The researchers who made the find spoke with Kevin Campbell about the frost resistance of this blood. As it turned out, she did not freeze even at –17 ˚C. Nevertheless, there are rather big doubts that this is due to some kind of antifreeze substances. Indeed, many animals produce special peptides and glycoproteins that keep the water in the body liquid at temperatures below freezing. The problem, however, is that no such antifreeze has yet been found among mammals. (Even in the Arctic long-tailed ground squirrel, whose blood temperature in the abdominal region sometimes drops to –2.9 ˚C, these antifreeze substances are still being sought, although it is likely that they really are.)
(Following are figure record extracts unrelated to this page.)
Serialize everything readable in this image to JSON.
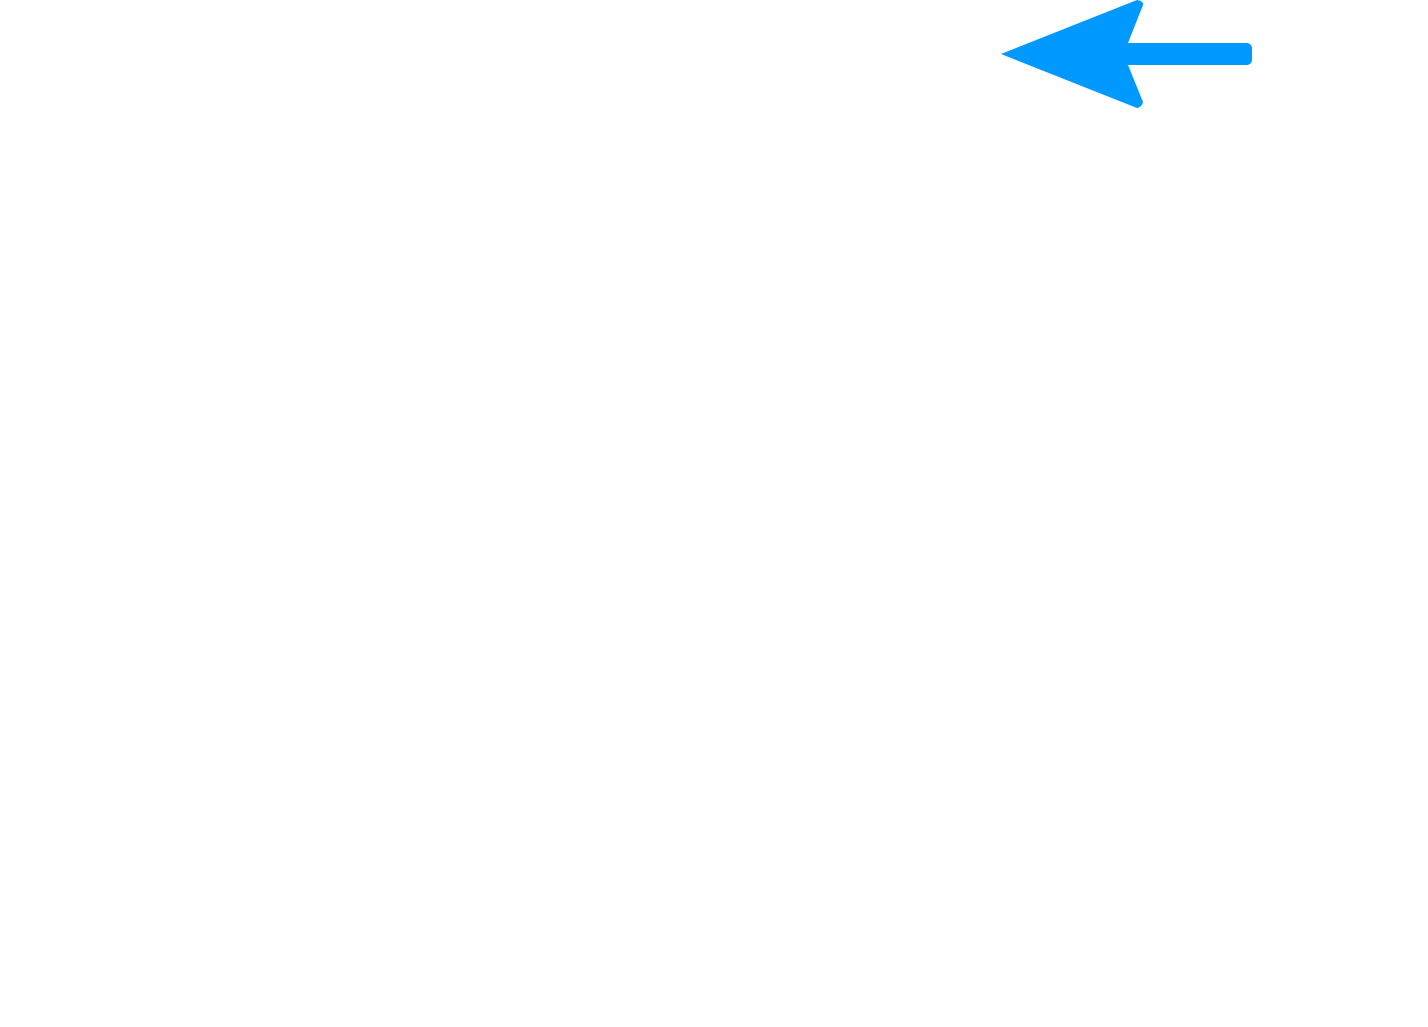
{
  "arrow": {
    "icon": "arrow-left-icon",
    "direction": "left",
    "color": "#0099ff"
  },
  "canvas": {
    "background_color": "#ffffff"
  }
}
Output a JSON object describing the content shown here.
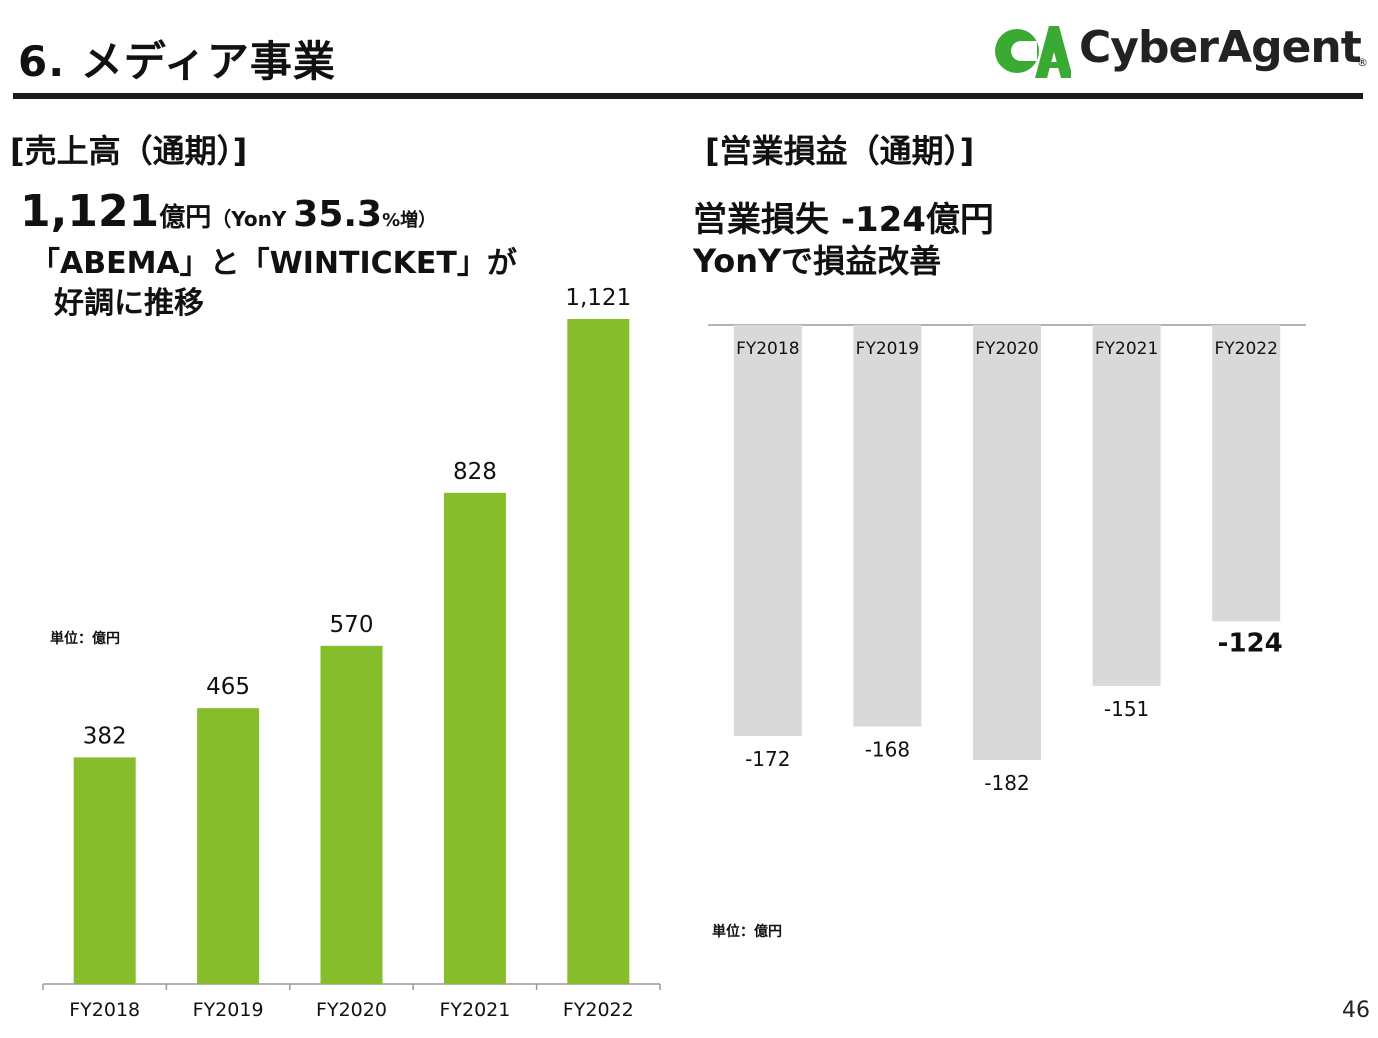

Here, first of all, it is embarrassing that the blood remained liquid even at such low temperatures. On the one hand, it is possible that there are cryoprotectants in it, and over time they are simply very strongly concentrated in a small volume. But on the other hand, it can be assumed that part of the water from the blood went into the surrounding ice, and in the remaining salt, proteins and other molecules were so strongly concentrated that they played the role of antifreeze (after all, a high concentration of salts, as everyone knows, really lowers the freezing point). Finally, one cannot disregard the bacterial contamination, due to which cryoprotectants could appear in the samples, only not of mammoth, but of bacterial origin.

There are other, no less interesting and important questions regarding the find: for example, why did the blood remain in liquid form for so long? Why didn't we find anything similar in other excavated mammoths? However, despite the questions, the significance of the find is enormous, everyone admits it. Both Mr. Fisher and Mr. Campbell are now intensively communicating with Semyon Grigoriev, amicably claiming that the new (so far unnamed) mammoth will help make a breakthrough in both mammoth science and evolutionary science.

As for the reasoning about cloning, then, of course, one cannot but admit that one wants to look at a living mammoth extremely, but it is hardly worth restoring the entire species - for purely ecological reasons.

Based on Scientific American and Northeastern Federal University.